Un actionnaire, ayant subi la déloyauté du dirigeant qui ne l’a pas informé des conditions financières plus avantageuses dans lesquelles ce dernier allait revendre les actions qu’il lui achetait, peut être indemnisé à hauteur de la « valeur de la perte de la chance » qu’il pouvait avoir de les vendre dans de meilleures conditions.
En quoi consiste le devoir de loyauté dans un contrat de vente ?
Selon une jurisprudence classique, les dirigeants sont tenus d’un devoir de loyauté les obligeant à porter à la connaissance des associés les informations qu’ils détiennent et qui sont de nature à influer sur le consentement de ces associés à une opération à laquelle ces dirigeants participent, directement ou indirectement ce qui est le cas d’un projet de cession d’actions.
Cette obligation s’impose encore plus nettement depuis l’entrée en vigueur, le 1er octobre 2016, du nouvel article 1112-1 du code civil, aux termes duquel : « Celle des parties qui connaît une information dont l’importance est déterminante pour le consentement de l’autre doit l’en informer dés lors que, légitimement, cette dernière ignore cette information ou fait confiance à son cocontractant ».
Comment est valorisée la « perte d’une chance » ?
Les magistrats « apprécient » souverainement la plus ou moins grande certitude selon laquelle, si l’actionnaire avait été informé par son cocontractant, il aurait pu, ou non, traiter à de meilleures conditions. Il peut arriver que cette perte de chance soit valorisée à 100 % de la plus-value réalisée par sa contrepartie potentielle. Tel est le cas si la réalisation de la plus-value n’est soumise à aucun aléa . Mais cette hypothèse demeure exceptionnelle. Le plus souvent l’appréciation des juges retient un pourcentage moins élevé, mais réel, en fonction des circonstances .
Exemple récent soumis à l’appréciation des Tribunaux :
Le directeur général d’une SA acquiert 10 % du capital social auprès d’un actionnaire.
Il les revend huit jours après, à un investisseur, au prix antérieurement convenu avec ce dernier, soit près du double de celui auquel il vient de les acquérir.
Le président cède ses 10 % aux mêmes conditions.
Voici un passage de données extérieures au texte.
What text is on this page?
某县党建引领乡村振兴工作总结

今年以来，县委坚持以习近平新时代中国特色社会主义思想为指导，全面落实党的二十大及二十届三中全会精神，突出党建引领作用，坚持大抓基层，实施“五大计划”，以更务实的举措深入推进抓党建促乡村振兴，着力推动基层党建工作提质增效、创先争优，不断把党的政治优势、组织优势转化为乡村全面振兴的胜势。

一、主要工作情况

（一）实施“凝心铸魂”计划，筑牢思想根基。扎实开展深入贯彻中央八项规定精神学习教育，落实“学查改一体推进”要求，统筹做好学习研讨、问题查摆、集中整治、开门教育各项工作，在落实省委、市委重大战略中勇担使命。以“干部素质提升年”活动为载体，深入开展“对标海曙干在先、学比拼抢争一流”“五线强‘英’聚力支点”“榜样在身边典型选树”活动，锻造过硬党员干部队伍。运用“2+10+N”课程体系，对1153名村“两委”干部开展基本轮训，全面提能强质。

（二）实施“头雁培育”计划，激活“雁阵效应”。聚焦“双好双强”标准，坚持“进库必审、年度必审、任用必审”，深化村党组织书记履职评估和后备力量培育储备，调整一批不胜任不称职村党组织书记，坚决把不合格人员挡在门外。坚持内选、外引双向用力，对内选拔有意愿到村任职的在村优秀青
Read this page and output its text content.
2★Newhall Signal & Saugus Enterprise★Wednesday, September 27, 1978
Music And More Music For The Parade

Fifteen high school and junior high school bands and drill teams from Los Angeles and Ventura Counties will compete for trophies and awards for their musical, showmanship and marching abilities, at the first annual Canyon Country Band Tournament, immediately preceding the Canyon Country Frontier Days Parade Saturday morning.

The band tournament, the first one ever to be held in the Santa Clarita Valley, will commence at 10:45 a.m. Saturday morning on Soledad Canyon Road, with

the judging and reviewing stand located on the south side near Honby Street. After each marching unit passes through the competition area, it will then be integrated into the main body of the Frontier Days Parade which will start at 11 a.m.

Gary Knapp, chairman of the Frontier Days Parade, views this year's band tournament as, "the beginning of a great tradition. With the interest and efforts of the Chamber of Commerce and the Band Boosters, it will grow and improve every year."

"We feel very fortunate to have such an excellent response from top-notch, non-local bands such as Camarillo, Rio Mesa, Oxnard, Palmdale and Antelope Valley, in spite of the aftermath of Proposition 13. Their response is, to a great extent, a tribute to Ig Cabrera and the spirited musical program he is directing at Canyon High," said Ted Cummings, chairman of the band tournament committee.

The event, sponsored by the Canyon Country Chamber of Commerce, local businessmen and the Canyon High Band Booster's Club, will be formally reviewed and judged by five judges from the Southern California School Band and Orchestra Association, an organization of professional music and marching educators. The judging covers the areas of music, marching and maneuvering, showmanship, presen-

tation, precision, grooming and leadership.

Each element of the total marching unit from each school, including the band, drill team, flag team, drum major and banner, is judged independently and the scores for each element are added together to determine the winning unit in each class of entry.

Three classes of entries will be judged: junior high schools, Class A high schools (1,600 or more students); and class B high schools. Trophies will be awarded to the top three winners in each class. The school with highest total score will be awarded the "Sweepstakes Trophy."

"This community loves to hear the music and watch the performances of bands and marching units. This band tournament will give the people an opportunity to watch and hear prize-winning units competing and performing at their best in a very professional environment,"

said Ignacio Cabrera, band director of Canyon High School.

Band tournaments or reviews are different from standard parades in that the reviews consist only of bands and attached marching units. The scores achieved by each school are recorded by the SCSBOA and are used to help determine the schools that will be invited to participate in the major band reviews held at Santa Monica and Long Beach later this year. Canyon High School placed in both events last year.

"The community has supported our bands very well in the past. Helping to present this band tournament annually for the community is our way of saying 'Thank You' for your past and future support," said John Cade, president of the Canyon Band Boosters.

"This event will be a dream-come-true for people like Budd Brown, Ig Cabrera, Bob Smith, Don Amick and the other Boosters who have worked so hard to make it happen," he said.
L’actionnaire reproche aux dirigeants de ne pas l’avoir informé de la promesse d’achat dont ils bénéficiaient et d’avoir ainsi manqué à leur devoir de loyauté à son égard. Il demande à être indemnisé, non pas à raison d’une simple perte de chance d’avoir vendu à de meilleures conditions, mais à hauteur de la totalité de la différence entre son prix de vente et le prix auquel le directeur général a revendu ces titres.
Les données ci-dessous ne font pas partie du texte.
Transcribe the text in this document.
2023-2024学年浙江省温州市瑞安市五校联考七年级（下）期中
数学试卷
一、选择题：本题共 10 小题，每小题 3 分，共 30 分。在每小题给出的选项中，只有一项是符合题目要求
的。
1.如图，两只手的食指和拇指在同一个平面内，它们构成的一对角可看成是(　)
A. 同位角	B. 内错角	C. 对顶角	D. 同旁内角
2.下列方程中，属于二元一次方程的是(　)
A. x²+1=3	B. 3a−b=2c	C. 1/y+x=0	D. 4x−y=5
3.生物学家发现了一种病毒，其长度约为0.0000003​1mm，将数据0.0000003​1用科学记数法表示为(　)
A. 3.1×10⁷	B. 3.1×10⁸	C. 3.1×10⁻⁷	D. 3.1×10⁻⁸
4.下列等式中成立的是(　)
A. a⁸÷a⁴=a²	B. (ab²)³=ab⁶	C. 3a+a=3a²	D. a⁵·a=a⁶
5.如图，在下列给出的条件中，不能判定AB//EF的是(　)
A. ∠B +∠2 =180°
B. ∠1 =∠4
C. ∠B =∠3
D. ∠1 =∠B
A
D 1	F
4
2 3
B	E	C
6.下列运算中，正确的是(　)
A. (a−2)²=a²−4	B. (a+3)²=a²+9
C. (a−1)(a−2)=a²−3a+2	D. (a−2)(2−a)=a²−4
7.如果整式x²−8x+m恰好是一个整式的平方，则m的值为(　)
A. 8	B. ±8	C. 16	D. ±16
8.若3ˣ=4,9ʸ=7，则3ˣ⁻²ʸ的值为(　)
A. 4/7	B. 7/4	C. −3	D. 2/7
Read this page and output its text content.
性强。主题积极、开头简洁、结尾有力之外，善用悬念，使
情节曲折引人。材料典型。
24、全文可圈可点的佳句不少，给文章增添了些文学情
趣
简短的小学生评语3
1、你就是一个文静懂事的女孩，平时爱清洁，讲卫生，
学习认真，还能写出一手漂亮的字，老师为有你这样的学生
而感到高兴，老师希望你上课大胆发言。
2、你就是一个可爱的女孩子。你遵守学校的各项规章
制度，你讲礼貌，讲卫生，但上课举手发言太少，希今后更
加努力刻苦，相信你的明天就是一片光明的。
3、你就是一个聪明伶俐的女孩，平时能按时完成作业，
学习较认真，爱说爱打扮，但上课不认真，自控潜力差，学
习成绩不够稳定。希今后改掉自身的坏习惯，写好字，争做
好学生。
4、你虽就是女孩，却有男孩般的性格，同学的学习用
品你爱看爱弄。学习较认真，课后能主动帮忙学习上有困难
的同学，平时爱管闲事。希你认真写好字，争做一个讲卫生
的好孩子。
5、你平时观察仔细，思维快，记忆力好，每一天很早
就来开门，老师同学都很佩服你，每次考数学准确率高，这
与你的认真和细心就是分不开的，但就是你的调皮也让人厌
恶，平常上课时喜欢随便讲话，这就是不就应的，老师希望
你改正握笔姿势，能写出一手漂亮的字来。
Il estime, en effet, qu’en raison de l’engagement, antérieurement souscrit par l’investisseur concernant le nombre d’actions à acquérir par lui et le prix proposé, il n’existait aucun aléa sur la réalisation de la vente à son profit. Le fait que l’investisseur ait exigé que l’actionnaire devienne minoritaire conforte son analyse.
Les juges ont reconnu le manquement au devoir de loyauté. Mais ils ont estimé que ce manquement a simplement fait perdre à l’actionnaire une chance de vendre ses actions à un meilleur prix, chance qu’ils évaluent à un montant égal à 5 % de la différence entre son prix de vente et le prix auquel le directeur général a revendu les titres. Ils retiennent, à cet effet, que l’investisseur ne souhaitait pas acquérir les titres de l’actionnaire, avec lequel il ne voulait pas avoir de relations.